The Taishaku River has been flowing through the karst plateau in this area
for hundreds of millions of years, forming soaring walls, natural bridges, rapids
An artificial lake created here in 1924 for hydroelectric power generation
provided a great change in the scenery. It added extra beauty to the scenery by
reflecting the white walls of rocks and the fresh green or autumn leaves in
various hues. It was in 1923, when Miyajima was designated as a national
special place of scenic beauty, that Taishakukyo Gorge was also given the same
designation. The name used in the designation was "Taishaku-gawa-no-tani"
(The Valley of the Taishaku River). It was designated as a prefectural park in
1935, then as Quasi National Park in 1963.
There is a historic old temple named "Eimyoji" in Kami-Taishaku (the
upstream area). The temple is dedicated to Taishakuten, which is said to be the
origin of the name Taishakukyo. About two kilometers downstream of Eimyoji
lies Onbashi (male bridge), a natural bridge made of limestone. A giant natural
bridge, 90 meters in length, 40 meters in height and 18 meters from the river bed,
this is a natural monument of Japan that can be called a wonder of the world.
A counterpart, Menbashi (female bridge), used to be seen near it but now is
submerged in the water of Jin-ryu-ko (lake of divine dragon).
The valley along the Taishaku River extends for 18 kilometers. A trail that
leads from there to Jin-ryu-ko downstream provides a wonderful hiking course.
This type of ravine is peculiar to karst plateaus (Photograph taken circa 1994)

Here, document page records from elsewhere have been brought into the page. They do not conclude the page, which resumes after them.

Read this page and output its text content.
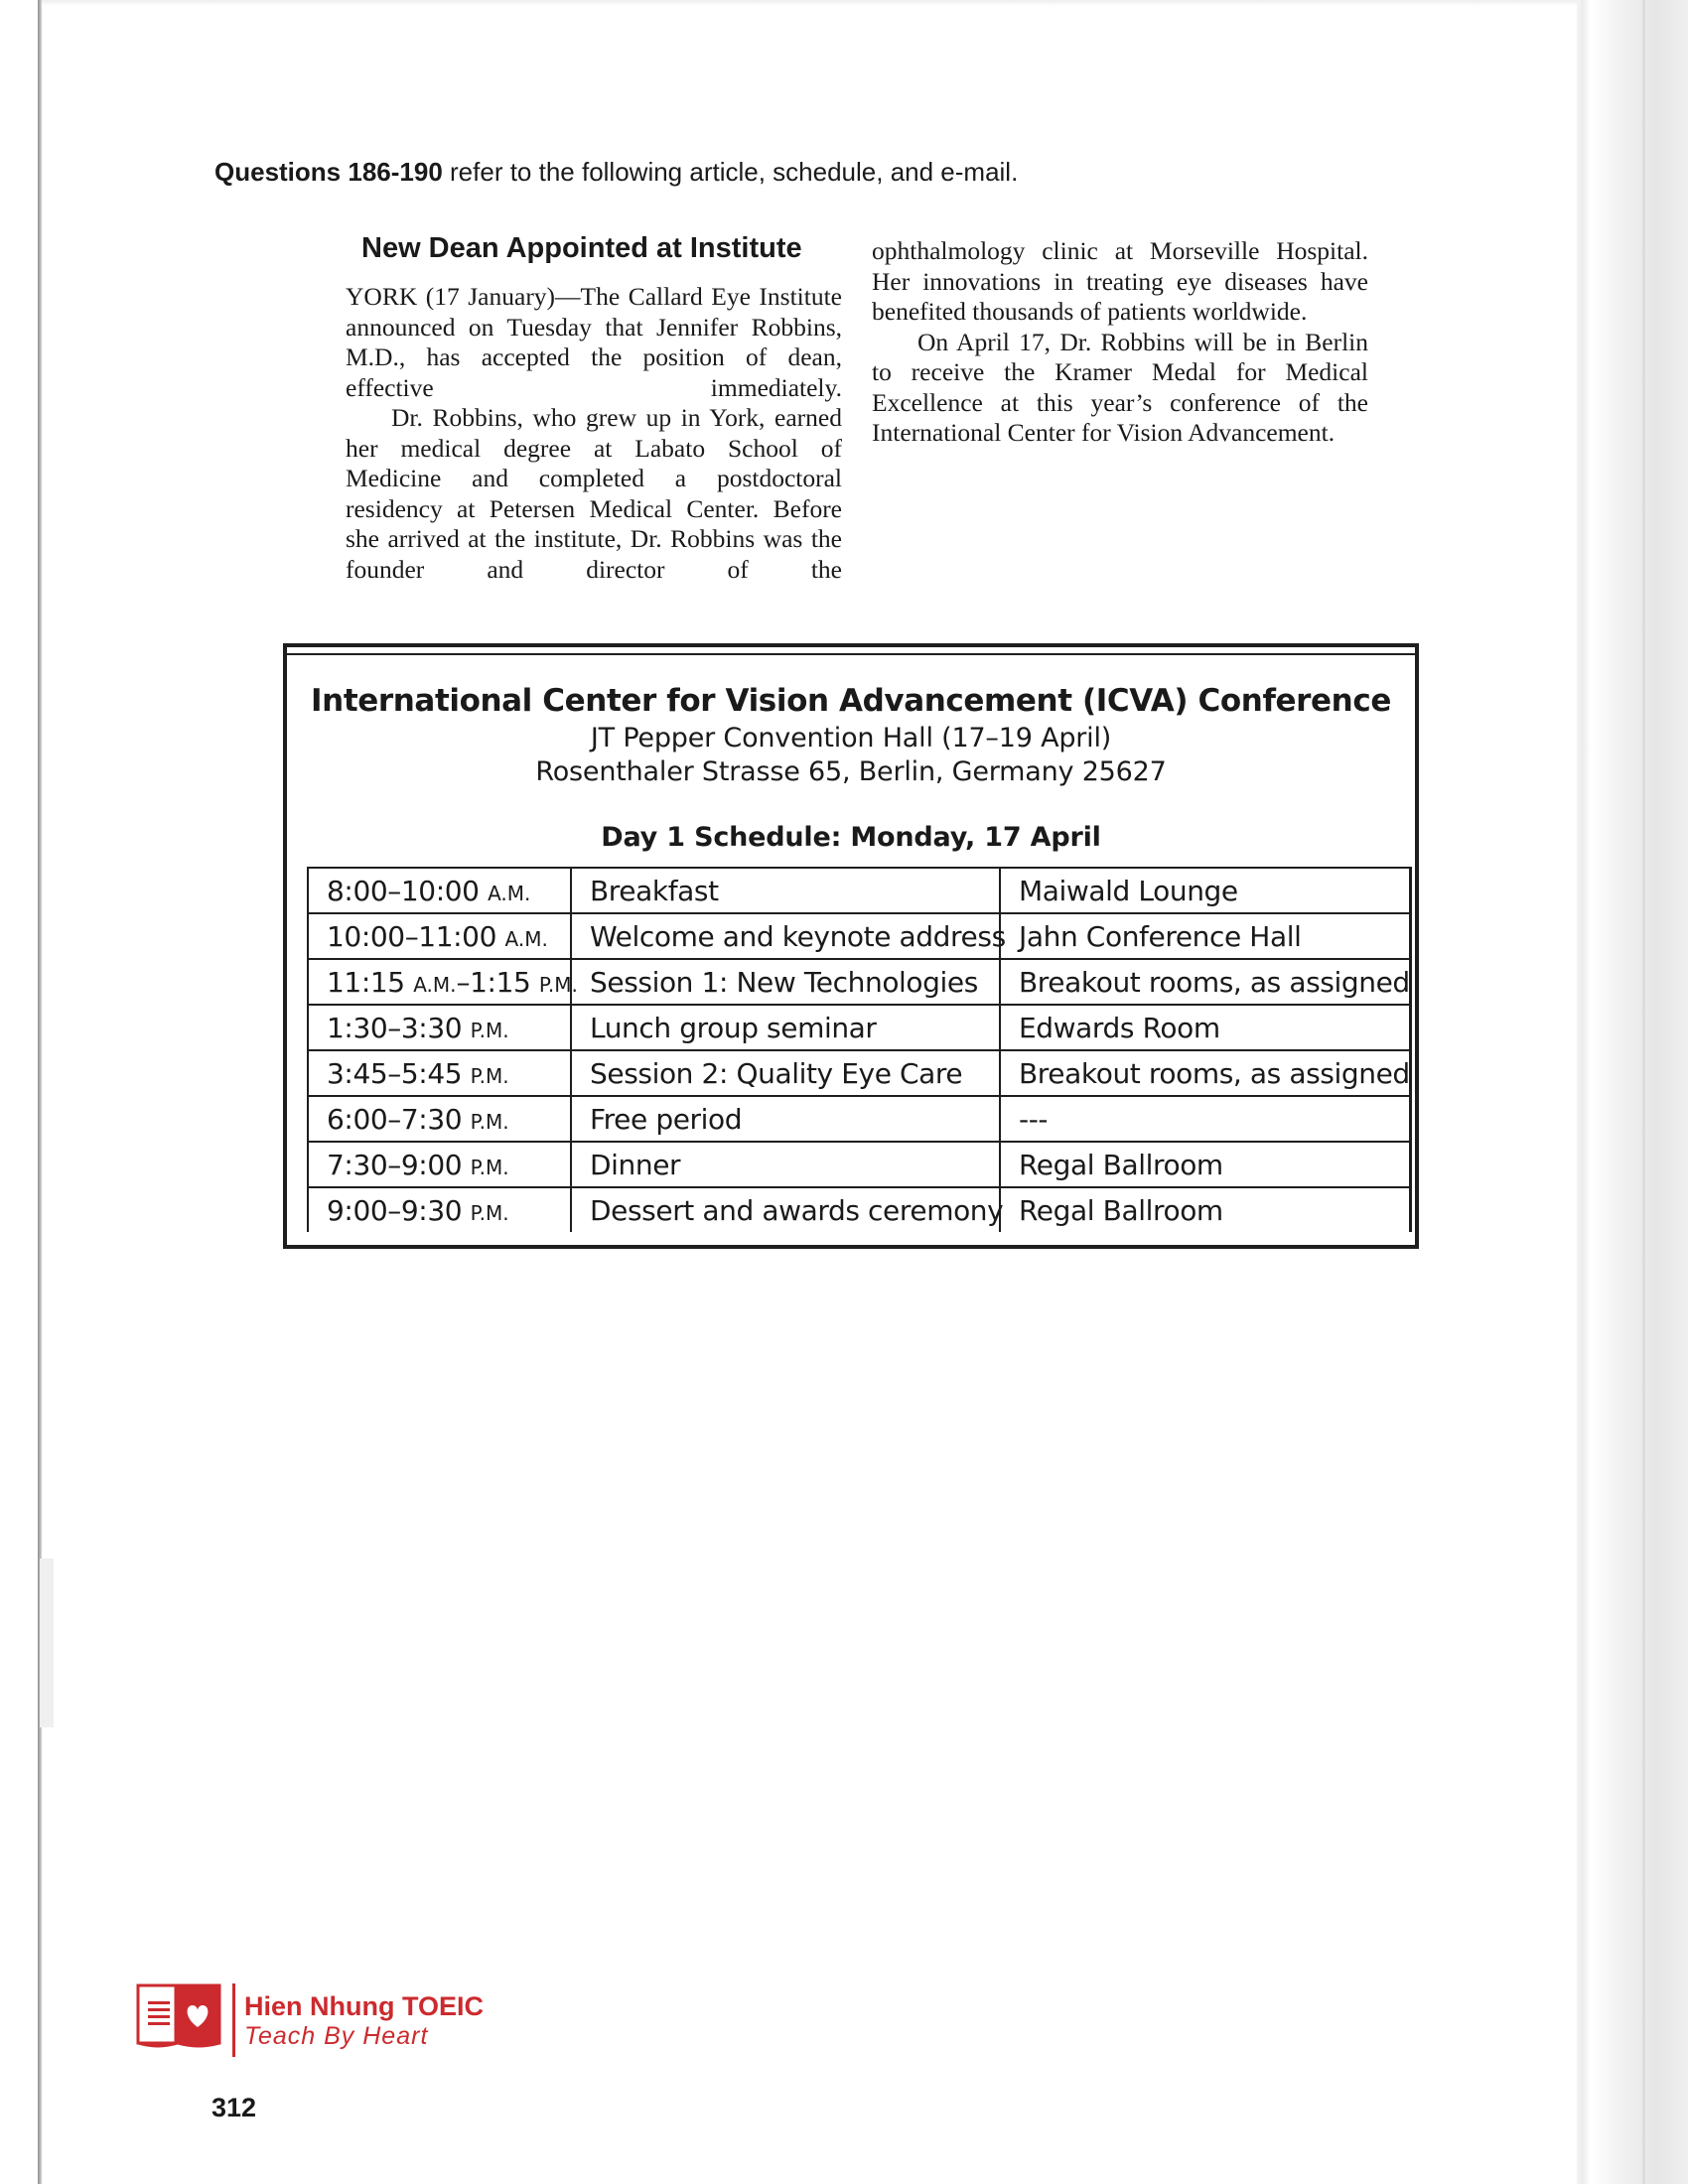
Questions 186-190 refer to the following article, schedule, and e-mail.
New Dean Appointed at Institute

YORK (17 January)—The Callard Eye Institute announced on Tuesday that Jennifer Robbins, M.D., has accepted the position of dean, effective immediately.

Dr. Robbins, who grew up in York, earned her medical degree at Labato School of Medicine and completed a postdoctoral residency at Petersen Medical Center. Before she arrived at the institute, Dr. Robbins was the founder and director of the

ophthalmology clinic at Morseville Hospital. Her innovations in treating eye diseases have benefited thousands of patients worldwide.

On April 17, Dr. Robbins will be in Berlin to receive the Kramer Medal for Medical Excellence at this year’s conference of the International Center for Vision Advancement.

International Center for Vision Advancement (ICVA) Conference
JT Pepper Convention Hall (17–19 April)
Rosenthaler Strasse 65, Berlin, Germany 25627
Day 1 Schedule: Monday, 17 April
8:00–10:00 A.M.	Breakfast	Maiwald Lounge
10:00–11:00 A.M.	Welcome and keynote address	Jahn Conference Hall
11:15 A.M.–1:15 P.M.	Session 1: New Technologies	Breakout rooms, as assigned
1:30–3:30 P.M.	Lunch group seminar	Edwards Room
3:45–5:45 P.M.	Session 2: Quality Eye Care	Breakout rooms, as assigned
6:00–7:30 P.M.	Free period	---
7:30–9:00 P.M.	Dinner	Regal Ballroom
9:00–9:30 P.M.	Dessert and awards ceremony	Regal Ballroom
Hien Nhung TOEIC
Teach By Heart
312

A little downstream of Eimyoji Temple in Kamitaishaku is situated Taishaku Local Museum. Hakuundo, a famous limestone cave, is located a little farther downstream. An extensive collection of natural specimens, materials on natural science, folk customs and archeology are collected and exhibited in the museum, starting from the Mawatari Iwakage remains, with a focus on Taishakukyo.